The fee is aimed at lenders but will be passed down to borrowers. For example, on a $500,000 loan, the fee adds $2,500. Or, converting this fee into the mortgage rate instead of the one-half point cost would raise your rate by roughly 0.125%.
About 70% of the estimated $2.8 trillion in mortgage loan funding this year have been refinance transactions, according to Inside Mortgage Finance.
Mortgage lenders, the housing industry, consumer advocacy groups and many others are mad as hell about this. Some believe this is a money grab to recapitalize Fannie and Freddie in order for them to be more expeditiously be released from government conservatorship.
If Federal Housing Finance Agency Director Mark Calabria, a President Trump appointee, is able to privatize F&F ahead of the presidential election, it could be a campaign bonus for the president.
The Trump administration, however, criticized the move a week ago.
“The White House has serious concerns with this action, and is reviewing it,” a senior official said in a statement reported by the Wall Street Journal on Aug. 13. “It appears only to help Fannie and Freddie and not the American consumer.”
What if that money grab skepticism is wrong? Even though Fannie and Freddie reported combined net profits of $4.3 billion in the second quarter, what if they are once more circling the financial drain? Just a short decade ago we experienced a lightning-fast mortgage market collapse as a preamble to the Great Recession. Bear in mind, Fannie and Freddie own around half of the $11 trillion mortgage market.
This week the Mortgage Bankers Association reported an 8.22% mortgage payment delinquency rate from its lender survey. The survey includes all borrowers not making their full contracted payment and includes forbearance borrowers.
“The second-quarter results mark the highest overall delinquency rate in nine years and a survey high rate for FHA loans,” said Marina Walsh, MBA’s vice president of industry analysis.
VA delinquencies are running over 8%. The FHA delinquency rate is nearly 16%, according to MBA.

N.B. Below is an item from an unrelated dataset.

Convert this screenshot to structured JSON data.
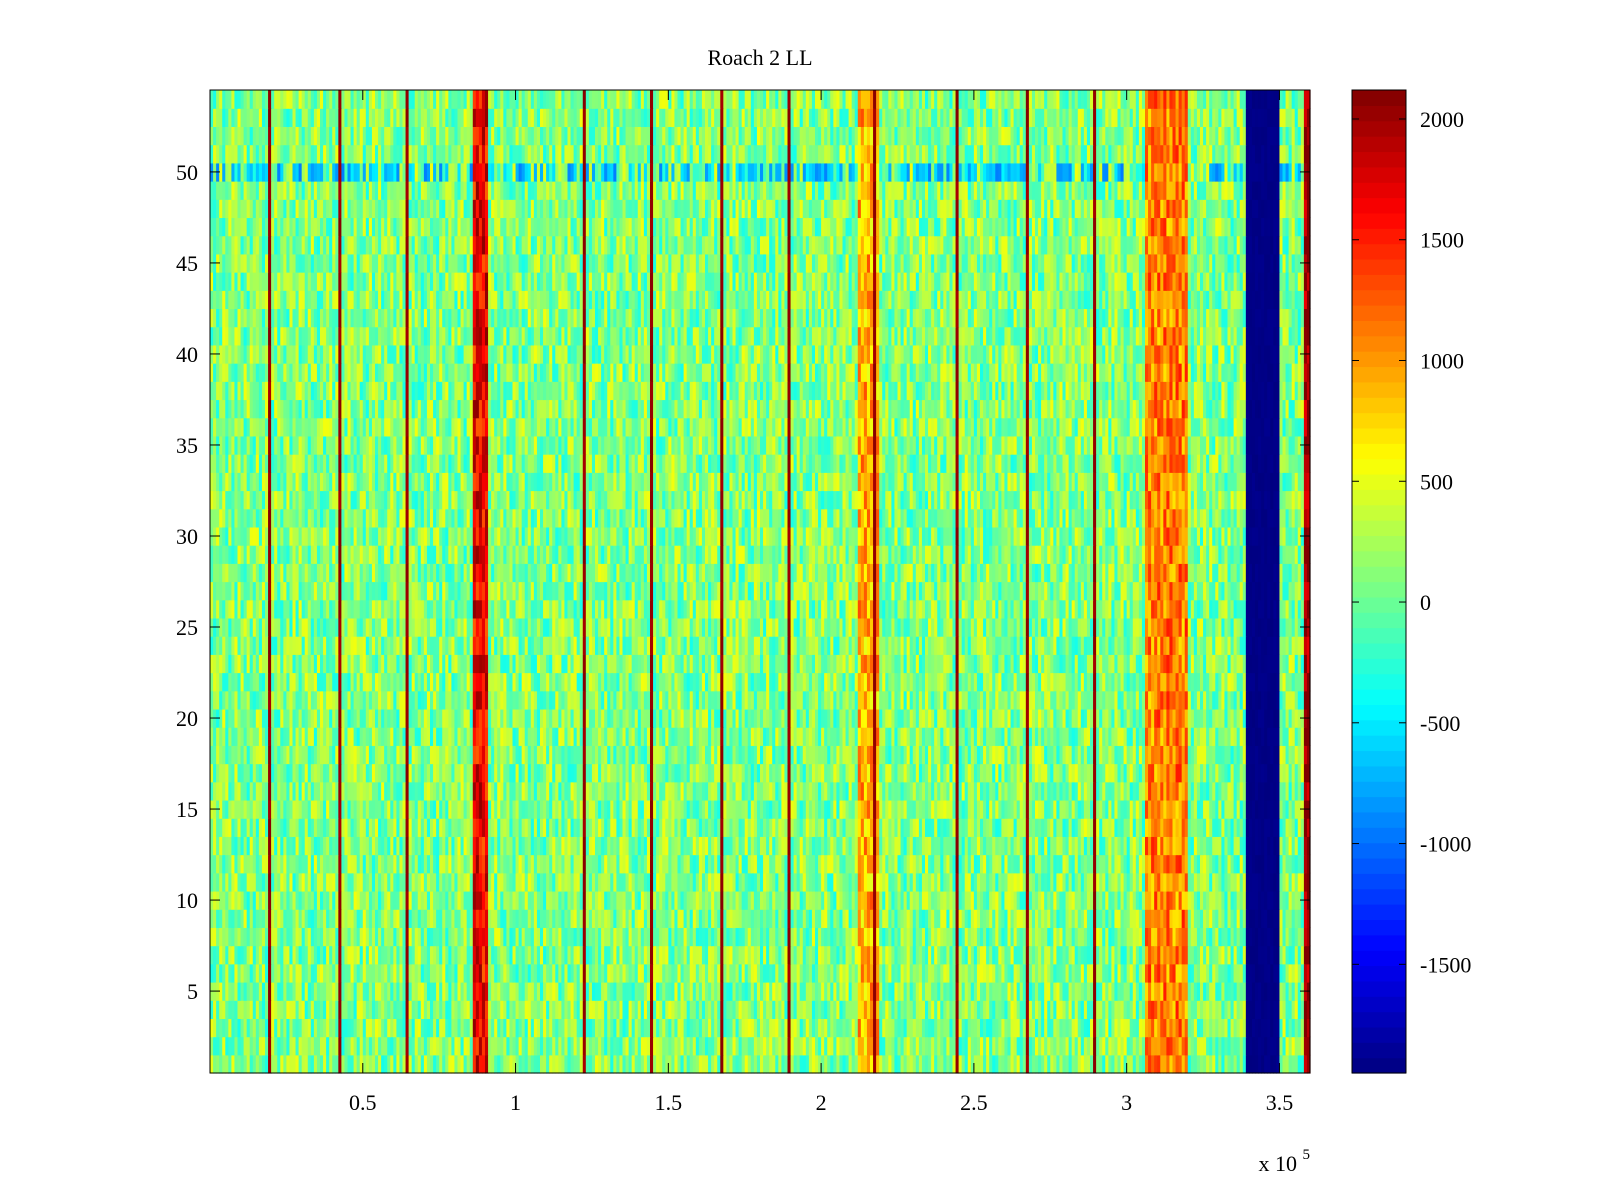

Closer to home, CoreLogic reports Los Angeles County and Orange County mortgage delinquencies (30 days or more past due) at 7.3% as of May 2020 compared with 2.2% in May 2019. Riverside and San Bernardino counties showed an 8.4% delinquency rate for May 2020 compared with 3.3% in May 2019. California’s delinquency rate was 6.7% in May 2020 compared with 2.2% in the previous May.
Clearly, the mortgage industry has some issues with this move.
“When we had record low delinquency rates, G-fees (guarantee fees that cover life-of-loan projected credit losses from borrower defaults) never went down,” said Guy Cecala, CEO and publisher of Inside Mortgage Finance. “No question this puts them in better financial shape to deal with (loan) losses and take them out of conservatorship.”
Based on projected COVID-related losses, the Federal Housing Finance Agency gave Fan and Fred the OK to charge this adverse market fee, according to FHFA spokesman Raphael Williams. The FHFA did not provide estimated projected losses. Williams also did not explain why this one-half point charge was made without notice. (FHFA could have made this effective October 1). Historically, F&F’s previous fee actions came with some advance notice to lenders.
Lenders are required per consumer protection laws to honor the already locked refinance transactions even though many of them may not get delivered to F or F until Sept. 1 or later.
To my knowledge, many lenders immediately added the adverse market fee for new refinance loans locked as of last Aug. 13. If your refinance loan was locked prior to that date but has not funded, keep your eyes peeled for the possibility of the slow stroll to funding in which your rate lock expires before your loan funds.
Some lenders may try to stick you with the additional one-half point fee. To be fair, if you caused delays of your refinancing by dragging your feet and delaying paperwork, that’s on you.
You may have leverage if any funny business starts to happen.
Laguna Niguel attorney W. Michael Hensley reminded me of the class-action lawsuit that Wells Fargo Bank contended with back in 2017 for charging rate-lock extension fees to borrowers that were allegedly caused by the bank. Eating this fee is not fair for the lenders. But that’s a separate matter from them trying to pass it on to you on your already locked loan.
Two wrongs don’t make a right. If you think your lender is playing you, just present a copy of this column to your lender.